17 febbraio 2008

Ci conduce

 Leggendo il Vangelo di Luca sull'infanzia di Gesù non avevo mai capito come Maria e Giuseppe avessero potuto essere così distratti da perdere Gesù durante il pellegrinaggio a Gerusalemme.

Tra me dicevo, nella mia insipienza: io non l'avrei certo perduto.

A costo di legarlo con una cordicina al mio piede, come si fa con le pecore nel deserto. Ebbene, ora capisco che l'averlo perduto da parte di Giuseppe e Maria è il titolo più luminoso per essi, segno della loro estrema libertà nei riguardi di Gesù e più ancora nei riguardi del Padre che sta nei cieli.

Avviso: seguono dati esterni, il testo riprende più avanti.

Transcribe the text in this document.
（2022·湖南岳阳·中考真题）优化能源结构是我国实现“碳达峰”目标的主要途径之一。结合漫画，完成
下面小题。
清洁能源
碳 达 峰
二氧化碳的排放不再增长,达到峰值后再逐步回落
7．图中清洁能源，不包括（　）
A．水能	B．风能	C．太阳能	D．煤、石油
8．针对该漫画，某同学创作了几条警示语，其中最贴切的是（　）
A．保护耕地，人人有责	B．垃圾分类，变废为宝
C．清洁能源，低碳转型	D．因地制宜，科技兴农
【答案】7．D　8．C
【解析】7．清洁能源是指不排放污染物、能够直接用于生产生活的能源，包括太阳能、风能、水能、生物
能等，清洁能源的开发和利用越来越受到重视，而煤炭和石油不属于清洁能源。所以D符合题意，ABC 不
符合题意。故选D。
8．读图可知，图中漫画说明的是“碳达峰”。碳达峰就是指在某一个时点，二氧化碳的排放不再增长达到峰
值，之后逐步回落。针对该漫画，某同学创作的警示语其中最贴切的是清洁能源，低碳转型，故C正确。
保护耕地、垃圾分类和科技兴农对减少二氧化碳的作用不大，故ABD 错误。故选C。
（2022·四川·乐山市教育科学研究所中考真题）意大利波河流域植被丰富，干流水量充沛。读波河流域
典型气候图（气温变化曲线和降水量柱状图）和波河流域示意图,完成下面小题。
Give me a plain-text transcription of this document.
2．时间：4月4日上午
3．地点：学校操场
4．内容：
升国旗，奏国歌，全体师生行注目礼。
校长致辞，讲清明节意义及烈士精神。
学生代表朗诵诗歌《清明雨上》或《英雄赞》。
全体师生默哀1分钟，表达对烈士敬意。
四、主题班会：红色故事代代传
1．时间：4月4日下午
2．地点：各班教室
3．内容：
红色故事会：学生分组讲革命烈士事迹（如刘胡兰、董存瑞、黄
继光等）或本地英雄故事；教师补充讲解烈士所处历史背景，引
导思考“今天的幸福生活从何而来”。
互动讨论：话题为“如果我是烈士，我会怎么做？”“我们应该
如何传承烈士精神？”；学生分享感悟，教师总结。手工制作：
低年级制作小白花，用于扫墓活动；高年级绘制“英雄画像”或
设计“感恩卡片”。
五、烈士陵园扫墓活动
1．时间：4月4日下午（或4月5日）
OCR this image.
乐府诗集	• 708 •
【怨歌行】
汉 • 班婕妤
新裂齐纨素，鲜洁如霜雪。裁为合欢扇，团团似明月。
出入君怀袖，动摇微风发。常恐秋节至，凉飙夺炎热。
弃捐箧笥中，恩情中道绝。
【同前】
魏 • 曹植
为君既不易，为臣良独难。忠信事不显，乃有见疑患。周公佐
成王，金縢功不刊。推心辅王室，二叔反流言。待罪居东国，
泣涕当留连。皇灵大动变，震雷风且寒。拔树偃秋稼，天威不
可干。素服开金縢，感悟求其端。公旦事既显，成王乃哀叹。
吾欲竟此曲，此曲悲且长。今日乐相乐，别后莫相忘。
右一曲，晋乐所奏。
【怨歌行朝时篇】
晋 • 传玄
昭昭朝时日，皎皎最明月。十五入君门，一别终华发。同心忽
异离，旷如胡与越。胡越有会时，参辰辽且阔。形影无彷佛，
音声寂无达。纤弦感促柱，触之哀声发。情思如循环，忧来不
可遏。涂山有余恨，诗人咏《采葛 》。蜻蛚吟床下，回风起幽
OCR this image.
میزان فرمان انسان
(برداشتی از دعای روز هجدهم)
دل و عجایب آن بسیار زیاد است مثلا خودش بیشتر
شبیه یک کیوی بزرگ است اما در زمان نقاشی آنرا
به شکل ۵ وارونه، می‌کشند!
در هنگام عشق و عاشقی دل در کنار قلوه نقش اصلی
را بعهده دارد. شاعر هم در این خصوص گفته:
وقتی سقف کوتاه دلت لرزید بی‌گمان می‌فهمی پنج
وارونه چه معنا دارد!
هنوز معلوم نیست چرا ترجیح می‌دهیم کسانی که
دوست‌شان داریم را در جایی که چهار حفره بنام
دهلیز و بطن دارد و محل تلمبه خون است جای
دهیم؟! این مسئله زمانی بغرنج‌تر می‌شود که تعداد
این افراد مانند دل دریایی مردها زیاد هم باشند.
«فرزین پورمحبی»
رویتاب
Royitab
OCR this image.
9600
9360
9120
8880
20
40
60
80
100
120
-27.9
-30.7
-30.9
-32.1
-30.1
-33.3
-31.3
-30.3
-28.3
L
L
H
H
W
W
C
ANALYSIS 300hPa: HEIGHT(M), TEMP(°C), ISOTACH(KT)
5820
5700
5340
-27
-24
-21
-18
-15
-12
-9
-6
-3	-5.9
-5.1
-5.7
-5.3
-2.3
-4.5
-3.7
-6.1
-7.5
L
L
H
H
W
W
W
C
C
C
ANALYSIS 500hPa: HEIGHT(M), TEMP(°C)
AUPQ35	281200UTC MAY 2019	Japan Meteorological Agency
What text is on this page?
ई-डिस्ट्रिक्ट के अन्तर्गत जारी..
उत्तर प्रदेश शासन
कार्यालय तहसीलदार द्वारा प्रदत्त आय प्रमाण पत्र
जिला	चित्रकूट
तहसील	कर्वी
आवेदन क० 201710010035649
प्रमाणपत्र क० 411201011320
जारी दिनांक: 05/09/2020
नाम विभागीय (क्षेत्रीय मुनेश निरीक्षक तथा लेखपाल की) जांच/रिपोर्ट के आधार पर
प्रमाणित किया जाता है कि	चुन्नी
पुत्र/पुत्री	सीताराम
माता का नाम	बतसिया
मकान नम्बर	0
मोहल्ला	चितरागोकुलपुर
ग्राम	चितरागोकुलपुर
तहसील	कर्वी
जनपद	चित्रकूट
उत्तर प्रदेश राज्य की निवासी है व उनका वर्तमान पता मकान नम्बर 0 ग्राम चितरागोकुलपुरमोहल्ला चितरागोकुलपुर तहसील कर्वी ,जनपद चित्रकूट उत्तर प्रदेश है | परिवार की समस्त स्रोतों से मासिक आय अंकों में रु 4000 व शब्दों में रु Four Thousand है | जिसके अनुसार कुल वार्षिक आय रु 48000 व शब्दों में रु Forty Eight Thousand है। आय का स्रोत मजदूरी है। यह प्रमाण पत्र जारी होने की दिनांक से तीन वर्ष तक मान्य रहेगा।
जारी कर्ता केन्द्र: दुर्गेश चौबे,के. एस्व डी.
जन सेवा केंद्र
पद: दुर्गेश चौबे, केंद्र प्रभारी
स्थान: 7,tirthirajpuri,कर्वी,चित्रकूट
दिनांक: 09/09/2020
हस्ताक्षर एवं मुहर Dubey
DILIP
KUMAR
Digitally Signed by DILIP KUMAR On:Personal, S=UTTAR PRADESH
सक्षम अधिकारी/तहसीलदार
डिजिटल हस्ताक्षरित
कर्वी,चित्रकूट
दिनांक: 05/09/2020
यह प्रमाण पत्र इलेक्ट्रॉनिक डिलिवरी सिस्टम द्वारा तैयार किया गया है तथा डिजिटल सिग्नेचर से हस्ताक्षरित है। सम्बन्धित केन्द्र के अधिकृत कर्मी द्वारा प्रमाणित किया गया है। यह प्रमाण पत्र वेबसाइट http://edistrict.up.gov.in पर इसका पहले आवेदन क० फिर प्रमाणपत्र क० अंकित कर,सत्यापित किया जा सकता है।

Maria non era «mammista» ed era così libera da lasciar circolare con libertà suo figlio. Giuseppe non era schiavo di una creatura che lo sovrastava con l'eminenza del Mistero.

L’essere riuscito Lui, Gesù, a sgusciare lontano dalla loro sorveglianza è il più alto titolo che illumina la dignità della fede di queste due creature.

Si vede davvero, anche se il Vangelo non lo racconta, che Giuseppe e Maria avevano anch'essi accettato il sacrificio di Abramo: «Dammi tuo figlio».

Ed è per questo che Gesù era libero, talmente libero da restare lontano da loro per tre giorni.

Talmente libero da restare più tardi tre giorni nel ventre della terra.

Non temere quando Dio ti chiama ma non temere nemmeno quando Lui tace.

Non temere quando ti chiede di compiere un'opera ma non temere nemmeno quando te la richiede.

Non temere se ti dà lo sposo ma non temere nemmeno se non te lo dà.

Dio è più grande della sua chiamata.

Dio è più grande del bene che facciamo.

Ciò che conta è camminare alla sua presenza ed essere certi nella fede che è Lui che ci conduce.